LadyLapsang · 15/08/2025 12:12

OP, I totally agree with you and think it is an unhelpful nudge for parents who want to perform and progress their careers at the highest level. This country needs more people to be economically active and be net contributors - you are both. Well done and thank you. Childcare should not be means tested in this way. I also disagree with means testing Child Benefit.

KarmaKameelion · 15/08/2025 12:12

Boohoo76 · 15/08/2025 12:08

I think we should have universal low cost childcare like most European countries. I would encourage you to leave the UK if you can OP. Either go to a country where you actually receive something in return for paying higher taxes, or to a country where tax is much lower. The UK is the worst of both Worlds.

I honestly think this will happen more and more. I want my dc to go to school here but after that will go back to my country of birth. I have been here for over thirty years paying taxes and getting fuck all out of it… the NHS is awful, public transport awful, London is a shit hole.

see a lot more of that happening… and who will be left?

FairKoala · 15/08/2025 12:12

I sort of get what ChildcareCost
is saying in regards to the cut off being so exact it will mean that the government will end up losing out by people paying more into a pension to get themselves under the threshold.

Surely you would have a taper off scheme so that getting under £100,000 per year would only net you a smallish amount as opposed to the all or nothing amount. Maybe trial the taper off scheme for people earning over £80,000-£120,000 and see if that saves more money as people won’t bother trying to fudge their figures to claim everything. Maybe they will just not bother if it only nets them a small percentage of their overall childcare costs

DodoTired · 15/08/2025 12:12

Annoyeddd · 15/08/2025 12:08

Perhaps drop down to three days a week - you will be below the threshold plus the childcare will cost less to start with. If enough people did this then there would be more jobs to go round particularly for all those brilliant graduates and young people

there will be less tax being paid and more benefits taken out…

are you then going to complain about state of our public services?

let’s all just work less and pay less tax and see where it will get us

Teaforthetotal · 15/08/2025 12:12

StatisticallyChallenged · 15/08/2025 12:12

Which is what many do, and ultimately ends up costing the tax payer more - loss of tax take and paying out the childcare costs anyway.

If you made it universal or tapered it, individuals who are currently actively reducing their income wouldn't do so which could have a net benefit for the country. It depends how many are so far over that they suck it up, vs how many are taking active steps to suppress taxable income.

Correct.

SecretNameAsImShy · 15/08/2025 12:13

KarmaKameelion · 15/08/2025 11:56

But what about 2 earners in one house hold who earn 99k and therefore total income of 198k and they are eligible. Is that fair?

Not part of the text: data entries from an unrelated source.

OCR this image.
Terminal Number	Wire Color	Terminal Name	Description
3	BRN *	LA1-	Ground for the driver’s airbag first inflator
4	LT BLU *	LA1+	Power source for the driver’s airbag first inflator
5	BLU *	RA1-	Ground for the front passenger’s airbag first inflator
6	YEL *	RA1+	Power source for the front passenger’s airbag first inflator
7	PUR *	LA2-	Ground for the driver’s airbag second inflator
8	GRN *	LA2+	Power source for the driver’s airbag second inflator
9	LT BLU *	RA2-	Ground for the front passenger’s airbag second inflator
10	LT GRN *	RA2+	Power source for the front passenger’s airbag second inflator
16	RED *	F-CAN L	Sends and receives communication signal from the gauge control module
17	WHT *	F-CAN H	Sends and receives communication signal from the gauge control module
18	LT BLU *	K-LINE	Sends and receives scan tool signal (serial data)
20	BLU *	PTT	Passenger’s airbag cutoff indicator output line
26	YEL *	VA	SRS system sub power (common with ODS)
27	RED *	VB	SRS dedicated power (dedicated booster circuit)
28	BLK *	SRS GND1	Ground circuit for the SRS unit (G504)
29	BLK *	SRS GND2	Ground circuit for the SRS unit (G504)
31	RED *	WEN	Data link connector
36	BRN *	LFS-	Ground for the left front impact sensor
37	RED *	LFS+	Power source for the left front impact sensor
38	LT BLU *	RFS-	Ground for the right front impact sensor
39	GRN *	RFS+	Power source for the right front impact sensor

No, not at all. I don't think it should be anything like £99k. I think it should be the total household income not per person. I've always believed that.

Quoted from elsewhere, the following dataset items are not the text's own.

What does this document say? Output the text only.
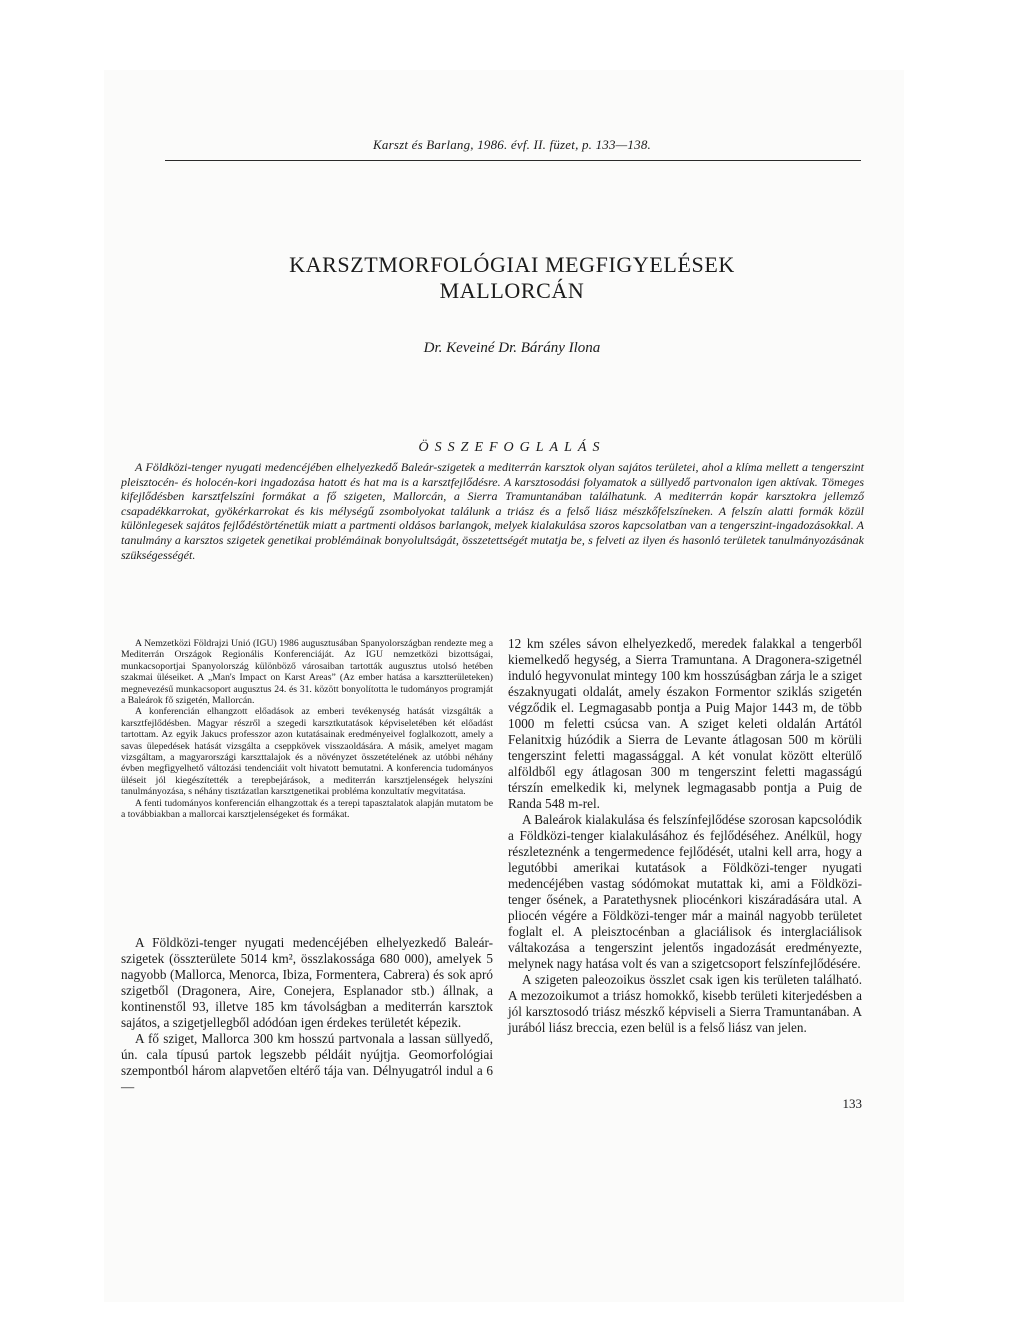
Karszt és Barlang, 1986. évf. II. füzet, p. 133—138.
KARSZTMORFOLÓGIAI MEGFIGYELÉSEK
MALLORCÁN
Dr. Keveiné Dr. Bárány Ilona
ÖSSZEFOGLALÁS

A Földközi-tenger nyugati medencéjében elhelyezkedő Baleár-szigetek a mediterrán karsztok olyan sajátos területei, ahol a klíma mellett a tengerszint pleisztocén- és holocén-kori ingadozása hatott és hat ma is a karsztfejlődésre. A karsztosodási folyamatok a süllyedő partvonalon igen aktívak. Tömeges kifejlődésben karsztfelszíni formákat a fő szigeten, Mallorcán, a Sierra Tramuntanában találhatunk. A mediterrán kopár karsztokra jellemző csapadékkarrokat, gyökérkarrokat és kis mélységű zsombolyokat találunk a triász és a felső liász mészkőfelszíneken. A felszín alatti formák közül különlegesek sajátos fejlődéstörténetük miatt a partmenti oldásos barlangok, melyek kialakulása szoros kapcsolatban van a tengerszint-ingadozásokkal. A tanulmány a karsztos szigetek genetikai problémáinak bonyolultságát, összetettségét mutatja be, s felveti az ilyen és hasonló területek tanulmányozásának szükségességét.

A Nemzetközi Földrajzi Unió (IGU) 1986 augusztusában Spanyolországban rendezte meg a Mediterrán Országok Regionális Konferenciáját. Az IGU nemzetközi bizottságai, munkacsoportjai Spanyolország különböző városaiban tartották augusztus utolsó hetében szakmai üléseiket. A „Man's Impact on Karst Areas” (Az ember hatása a karsztterületeken) megnevezésű munkacsoport augusztus 24. és 31. között bonyolította le tudományos programját a Baleárok fő szigetén, Mallorcán.

A konferencián elhangzott előadások az emberi tevékenység hatását vizsgálták a karsztfejlődésben. Magyar részről a szegedi karsztkutatások képviseletében két előadást tartottam. Az egyik Jakucs professzor azon kutatásainak eredményeivel foglalkozott, amely a savas ülepedések hatását vizsgálta a cseppkövek visszaoldására. A másik, amelyet magam vizsgáltam, a magyarországi karszttalajok és a növényzet összetételének az utóbbi néhány évben megfigyelhető változási tendenciáit volt hivatott bemutatni. A konferencia tudományos üléseit jól kiegészítették a terepbejárások, a mediterrán karsztjelenségek helyszíni tanulmányozása, s néhány tisztázatlan karsztgenetikai probléma konzultatív megvitatása.

A fenti tudományos konferencián elhangzottak és a terepi tapasztalatok alapján mutatom be a továbbiakban a mallorcai karsztjelenségeket és formákat.

A Földközi-tenger nyugati medencéjében elhelyezkedő Baleár-szigetek (összterülete 5014 km², összlakossága 680 000), amelyek 5 nagyobb (Mallorca, Menorca, Ibiza, Formentera, Cabrera) és sok apró szigetből (Dragonera, Aire, Conejera, Esplanador stb.) állnak, a kontinenstől 93, illetve 185 km távolságban a mediterrán karsztok sajátos, a szigetjellegből adódóan igen érdekes területét képezik.

A fő sziget, Mallorca 300 km hosszú partvonala a lassan süllyedő, ún. cala típusú partok legszebb példáit nyújtja. Geomorfológiai szempontból három alapvetően eltérő tája van. Délnyugatról indul a 6—

12 km széles sávon elhelyezkedő, meredek falakkal a tengerből kiemelkedő hegység, a Sierra Tramuntana. A Dragonera-szigetnél induló hegyvonulat mintegy 100 km hosszúságban zárja le a sziget északnyugati oldalát, amely északon Formentor sziklás szigetén végződik el. Legmagasabb pontja a Puig Major 1443 m, de több 1000 m feletti csúcsa van. A sziget keleti oldalán Artától Felanitxig húzódik a Sierra de Levante átlagosan 500 m körüli tengerszint feletti magassággal. A két vonulat között elterülő alföldből egy átlagosan 300 m tengerszint feletti magasságú térszín emelkedik ki, melynek legmagasabb pontja a Puig de Randa 548 m-rel.

A Baleárok kialakulása és felszínfejlődése szorosan kapcsolódik a Földközi-tenger kialakulásához és fejlődéséhez. Anélkül, hogy részleteznénk a tengermedence fejlődését, utalni kell arra, hogy a legutóbbi amerikai kutatások a Földközi-tenger nyugati medencéjében vastag sódómokat mutattak ki, ami a Földközi-tenger ősének, a Paratethysnek pliocénkori kiszáradására utal. A pliocén végére a Földközi-tenger már a mainál nagyobb területet foglalt el. A pleisztocénban a glaciálisok és interglaciálisok váltakozása a tengerszint jelentős ingadozását eredményezte, melynek nagy hatása volt és van a szigetcsoport felszínfejlődésére.

A szigeten paleozoikus összlet csak igen kis területen található. A mezozoikumot a triász homokkő, kisebb területi kiterjedésben a jól karsztosodó triász mészkő képviseli a Sierra Tramuntanában. A jurából liász breccia, ezen belül is a felső liász van jelen.

133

I lost child benefit when my husband's salary went over £60k. I was earning a much smaller salary (£15k) and the loss of the benefit hit us quite hard.

RimTimTagiDim · 15/08/2025 12:13

Teaforthetotal · 15/08/2025 12:12

While I think the OP can afford her own childcare it isn't right that net contributors receive nothing. It disincentivises becoming a high earner. As someone said up thread in a well designed universal tax system everyone feels like they're a winner.

Get nothing except a salary sufficient for all their basic needs and a shaftload of luxuries.

Annoyeddd · 15/08/2025 12:14

DodoTired · 15/08/2025 12:12

there will be less tax being paid and more benefits taken out…

are you then going to complain about state of our public services?

let’s all just work less and pay less tax and see where it will get us

But there will be less benefits as less unemployment

Janie143 · 15/08/2025 12:15

This is what happens when thresholds are frozen whether it's income tax or cutoff levels or schemes like this against a backdrop of high inflation. High earns who have the ability to leave the country or ways round it by paying into pensions etc will. Thus making the sitatuion of raising revenues to pay for services even harder.